Maass is an author and literary agent and the book has lots of practical and useful advice on how to make your book more readable.
The book concentrates on the key parts of successful books: premise, stakes, setting, characters, viewpoint and themes.
Salon recently published an article on a reader’s advice to writers. This was a response to the recent Guardian article on writers giving writing advice. The Salon article contained some similar ideas to those in Maass’ book, such as making your characters want something.
A few commenters on the web site criticised this advice, accusing the article of just promoting formula fiction.
Similar accusations have been labelled at Maass’ book.

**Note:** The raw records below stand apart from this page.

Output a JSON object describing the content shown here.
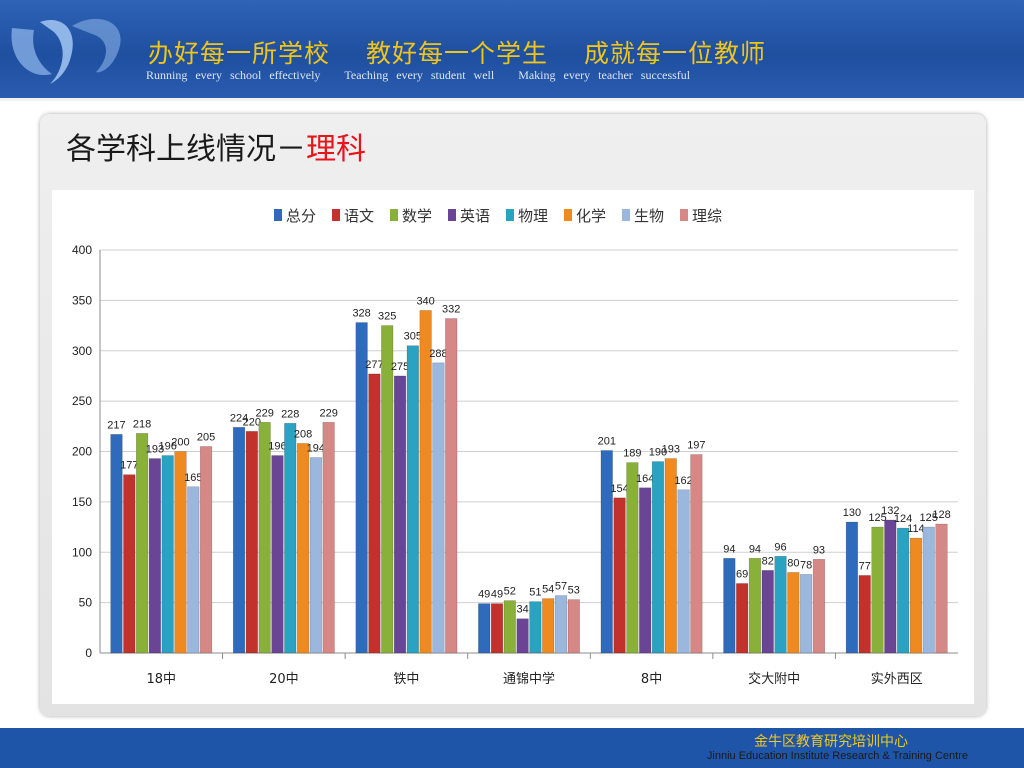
{
  "header": {
    "slogans_zh": [
      "办好每一所学校",
      "教好每一个学生",
      "成就每一位教师"
    ],
    "slogans_en": [
      "Running every school effectively",
      "Teaching every student well",
      "Making every teacher successful"
    ]
  },
  "title": {
    "prefix": "各学科上线情况－",
    "highlight": "理科"
  },
  "footer": {
    "name_zh": "金牛区教育研究培训中心",
    "name_en": "Jinniu Education Institute Research & Training Centre"
  },
  "colors": {
    "header_bg": "#1f4f9f",
    "slogan_zh": "#f0c419",
    "title_highlight": "#e8141a",
    "footer_text": "#f2c81c"
  },
  "chart_data": {
    "type": "bar",
    "categories": [
      "18中",
      "20中",
      "铁中",
      "通锦中学",
      "8中",
      "交大附中",
      "实外西区"
    ],
    "ylim": [
      0,
      400
    ],
    "yticks": [
      0,
      50,
      100,
      150,
      200,
      250,
      300,
      350,
      400
    ],
    "grid": true,
    "legend_position": "top",
    "series": [
      {
        "name": "总分",
        "color": "#2f6bbd",
        "values": [
          217,
          224,
          328,
          49,
          201,
          94,
          130
        ]
      },
      {
        "name": "语文",
        "color": "#c2312b",
        "values": [
          177,
          220,
          277,
          49,
          154,
          69,
          77
        ]
      },
      {
        "name": "数学",
        "color": "#89b13a",
        "values": [
          218,
          229,
          325,
          52,
          189,
          94,
          125
        ]
      },
      {
        "name": "英语",
        "color": "#6a4596",
        "values": [
          193,
          196,
          275,
          34,
          164,
          82,
          132
        ]
      },
      {
        "name": "物理",
        "color": "#2aa3c2",
        "values": [
          196,
          228,
          305,
          51,
          190,
          96,
          124
        ]
      },
      {
        "name": "化学",
        "color": "#ee8a1f",
        "values": [
          200,
          208,
          340,
          54,
          193,
          80,
          114
        ]
      },
      {
        "name": "生物",
        "color": "#9bb7de",
        "values": [
          165,
          194,
          288,
          57,
          162,
          78,
          125
        ]
      },
      {
        "name": "理综",
        "color": "#d68886",
        "values": [
          205,
          229,
          332,
          53,
          197,
          93,
          128
        ]
      }
    ]
  }
}
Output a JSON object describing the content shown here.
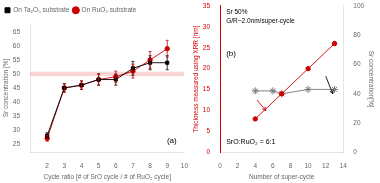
{
  "chart_data": [
    {
      "type": "line",
      "xlabel": "Cycle ratio [# of SrO cycle / # of RuO₂ cycle]",
      "ylabel": "Sr concentration [%]",
      "xlim": [
        1,
        10
      ],
      "xticks": [
        2,
        3,
        4,
        5,
        6,
        7,
        8,
        9,
        10
      ],
      "ylim": [
        22,
        68
      ],
      "yticks": [
        25,
        30,
        35,
        40,
        45,
        50,
        55,
        60,
        65
      ],
      "grid": false,
      "legend": "upper left",
      "hband": {
        "y": [
          49.2,
          50.8
        ],
        "color": "#f4b8b8"
      },
      "annotations": [
        "(a)"
      ],
      "series": [
        {
          "name": "On Ta₂O₅ substrate",
          "x": [
            2,
            3,
            4,
            5,
            6,
            7,
            8,
            9
          ],
          "values": [
            28,
            45,
            46,
            48,
            48,
            52,
            54,
            54
          ],
          "yerr": [
            1.0,
            1.5,
            1.5,
            2.0,
            2.0,
            2.5,
            2.5,
            2.5
          ],
          "color": "#000000",
          "marker": "square",
          "line_style": "solid"
        },
        {
          "name": "On RuO₂ substrate",
          "x": [
            2,
            3,
            4,
            5,
            6,
            7,
            8,
            9
          ],
          "values": [
            27,
            45,
            46,
            48,
            49,
            51,
            55,
            59
          ],
          "yerr": [
            1.0,
            1.5,
            1.5,
            2.0,
            2.0,
            2.5,
            3.0,
            3.0
          ],
          "color": "#cc0000",
          "marker": "circle",
          "line_style": "solid"
        }
      ]
    },
    {
      "type": "line",
      "xlabel": "Number of super-cycle",
      "ylabel": "Thickness measured using XRR [nm]",
      "y2label": "Sr concentration[%]",
      "xlim": [
        0,
        14
      ],
      "xticks": [
        0,
        2,
        4,
        6,
        8,
        10,
        12,
        14
      ],
      "ylim": [
        0,
        35
      ],
      "yticks": [
        0,
        5,
        10,
        15,
        20,
        25,
        30,
        35
      ],
      "y2lim": [
        0,
        100
      ],
      "y2ticks": [
        0,
        20,
        40,
        60,
        80,
        100
      ],
      "grid": false,
      "annotations": [
        "Sr 50%\nG/R~2.0nm/super-cycle",
        "SrO:RuO₂ = 6:1",
        "(b)"
      ],
      "arrows": [
        {
          "from": [
            4.2,
            12.5
          ],
          "to": [
            5.2,
            10.0
          ],
          "color": "#cc0000"
        },
        {
          "from": [
            12.0,
            52
          ],
          "to": [
            12.8,
            40
          ],
          "color": "#000000",
          "axis": "y2"
        }
      ],
      "series": [
        {
          "x": [
            4,
            7,
            10,
            13
          ],
          "values": [
            8,
            14,
            20,
            26
          ],
          "color": "#cc0000",
          "marker": "circle",
          "line_style": "solid"
        },
        {
          "x": [
            4,
            6,
            7,
            10,
            13
          ],
          "values": [
            42,
            42,
            40,
            43,
            43
          ],
          "color": "#777777",
          "marker": "star",
          "line_style": "solid",
          "axis": "y2"
        }
      ]
    }
  ]
}
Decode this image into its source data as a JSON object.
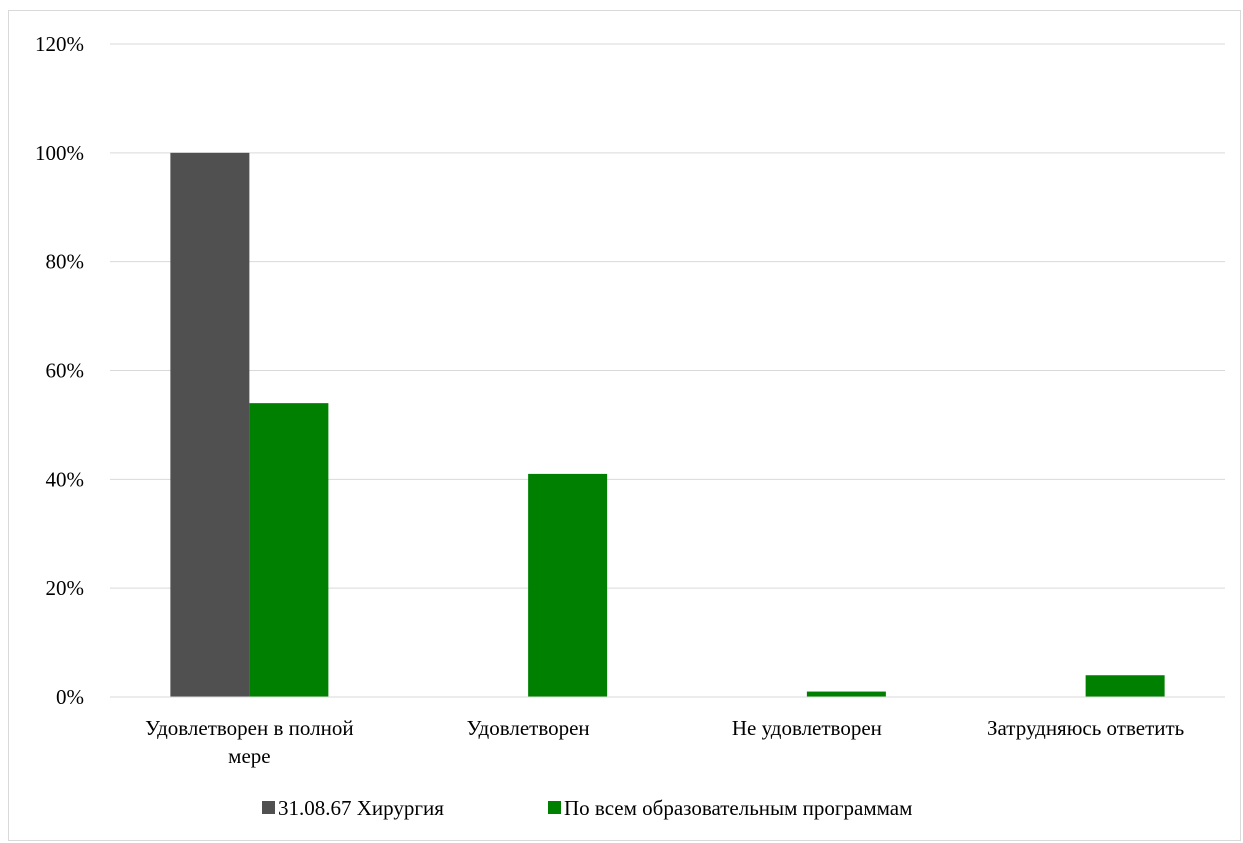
{
  "chart_data": {
    "type": "bar",
    "categories": [
      [
        "Удовлетворен в полной",
        "мере"
      ],
      [
        "Удовлетворен"
      ],
      [
        "Не удовлетворен"
      ],
      [
        "Затрудняюсь ответить"
      ]
    ],
    "series": [
      {
        "name": "31.08.67 Хирургия",
        "values": [
          100,
          0,
          0,
          0
        ],
        "color": "#505050"
      },
      {
        "name": "По всем образовательным программам",
        "values": [
          54,
          41,
          1,
          4
        ],
        "color": "#008000"
      }
    ],
    "ylim": [
      0,
      120
    ],
    "yticks": [
      "0%",
      "20%",
      "40%",
      "60%",
      "80%",
      "100%",
      "120%"
    ],
    "ytick_values": [
      0,
      20,
      40,
      60,
      80,
      100,
      120
    ],
    "grid": true,
    "gridline_color": "#d9d9d9",
    "legend_position": "bottom",
    "title": "",
    "xlabel": "",
    "ylabel": ""
  }
}
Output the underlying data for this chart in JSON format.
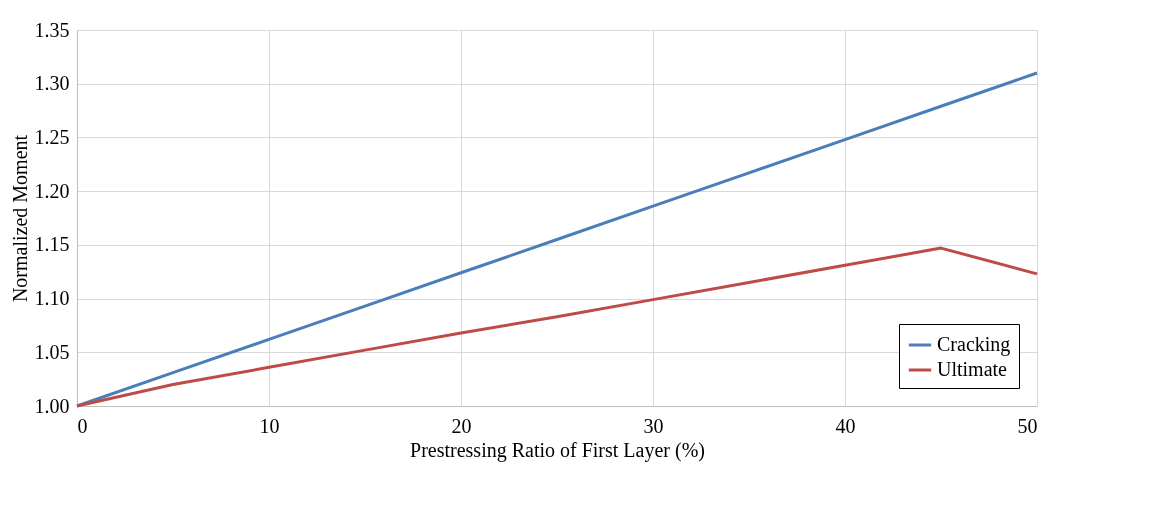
{
  "chart_data": {
    "type": "line",
    "xlabel": "Prestressing Ratio of First Layer (%)",
    "ylabel": "Normalized Moment",
    "x": [
      0,
      5,
      10,
      15,
      20,
      25,
      30,
      35,
      40,
      45,
      50
    ],
    "series": [
      {
        "name": "Cracking",
        "color": "#4a7ebb",
        "values": [
          1.0,
          1.031,
          1.062,
          1.093,
          1.124,
          1.155,
          1.186,
          1.217,
          1.248,
          1.279,
          1.31
        ]
      },
      {
        "name": "Ultimate",
        "color": "#be4b48",
        "values": [
          1.0,
          1.02,
          1.036,
          1.052,
          1.068,
          1.083,
          1.099,
          1.115,
          1.131,
          1.147,
          1.123
        ]
      }
    ],
    "xlim": [
      0,
      50
    ],
    "xticks": [
      0,
      10,
      20,
      30,
      40,
      50
    ],
    "ylim": [
      1.0,
      1.35
    ],
    "yticks": [
      {
        "value": 1.0,
        "label": "1.00"
      },
      {
        "value": 1.05,
        "label": "1.05"
      },
      {
        "value": 1.1,
        "label": "1.10"
      },
      {
        "value": 1.15,
        "label": "1.15"
      },
      {
        "value": 1.2,
        "label": "1.20"
      },
      {
        "value": 1.25,
        "label": "1.25"
      },
      {
        "value": 1.3,
        "label": "1.30"
      },
      {
        "value": 1.35,
        "label": "1.35"
      }
    ],
    "grid": true,
    "legend": "bottom right",
    "marker": "none",
    "line_style": "solid"
  }
}
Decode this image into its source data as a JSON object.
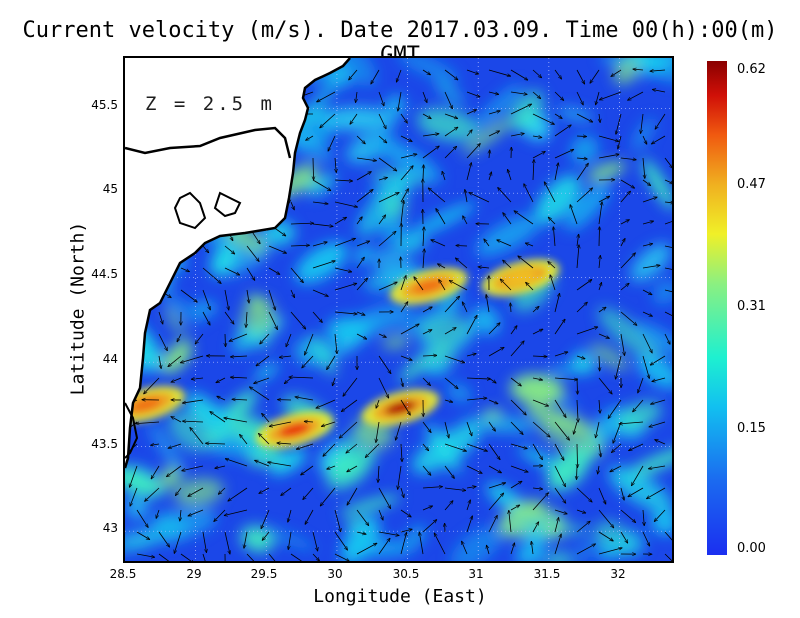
{
  "title": "Current velocity (m/s). Date 2017.03.09. Time 00(h):00(m) GMT",
  "depth_label": "Z = 2.5 m",
  "xlabel": "Longitude (East)",
  "ylabel": "Latitude (North)",
  "x_ticks": [
    "28.5",
    "29",
    "29.5",
    "30",
    "30.5",
    "31",
    "31.5",
    "32"
  ],
  "y_ticks": [
    "45.5",
    "45",
    "44.5",
    "44",
    "43.5",
    "43"
  ],
  "colorbar_ticks": [
    "0.62",
    "0.47",
    "0.31",
    "0.15",
    "0.00"
  ],
  "colors": {
    "low": "#1b47e8",
    "land": "#ffffff",
    "coast": "#000000"
  },
  "chart_data": {
    "type": "heatmap",
    "title": "Current velocity (m/s). Date 2017.03.09. Time 00(h):00(m) GMT",
    "xlabel": "Longitude (East)",
    "ylabel": "Latitude (North)",
    "xlim": [
      28.5,
      32.4
    ],
    "ylim": [
      42.8,
      45.8
    ],
    "colorbar": {
      "label": "m/s",
      "range": [
        0.0,
        0.62
      ],
      "ticks": [
        0.0,
        0.15,
        0.31,
        0.47,
        0.62
      ]
    },
    "grid": true,
    "overlay": "velocity vectors",
    "hotspots": [
      {
        "lon": 30.45,
        "lat": 43.73,
        "speed": 0.62
      },
      {
        "lon": 29.7,
        "lat": 43.6,
        "speed": 0.55
      },
      {
        "lon": 28.65,
        "lat": 43.75,
        "speed": 0.5
      },
      {
        "lon": 30.65,
        "lat": 44.45,
        "speed": 0.5
      },
      {
        "lon": 31.3,
        "lat": 44.5,
        "speed": 0.45
      }
    ]
  }
}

But this is missing the point. Even if you’re writing the most literary of books, it helps to make your characters and settting more interesting.
Maass doesn’t advocate writing cliched books. He argues against the idea that anything that is widely commercial successful is badly written. While some recent bestsellers might not have the most engaging of characters, at the very least they’re able to maintain the tension and conflict enough to keep a lot of people interested.
The book was published in 2001 and while the overwhelming majority of advice is still relevant for writers, it’s interesting to note where the book has dated. When talking about how to make thrillers exciting and convincing Maass writes:
Easiest of all to make convincing are military foes, geological disasters, bad medicine, serial killers and courtroom justice. These threats are better understood, more widely documented and are more commonly experience [sic] by the public. You or I could fall victim to any one of them. In contrast, we are not terribly likely to be hurt by drug cartels, Middle Eastern terrorists or militia-type isolationists. As sources of potential disaster, they do not inspire visceral fear.
The book also has a couple of amusing typos:
Janellen and Bowie’s love transcends pubic pressures, a strength that Lara and Key must learn.
One of the suggestions for trying to find the focus of your book is to imagine that for one reason or another you can only write 10 pages on your novel. What part of your novel would you choose to write about? Then condense these 10 pages down to a single page and Maass suggests you might have a better idea of your novel’s key themes.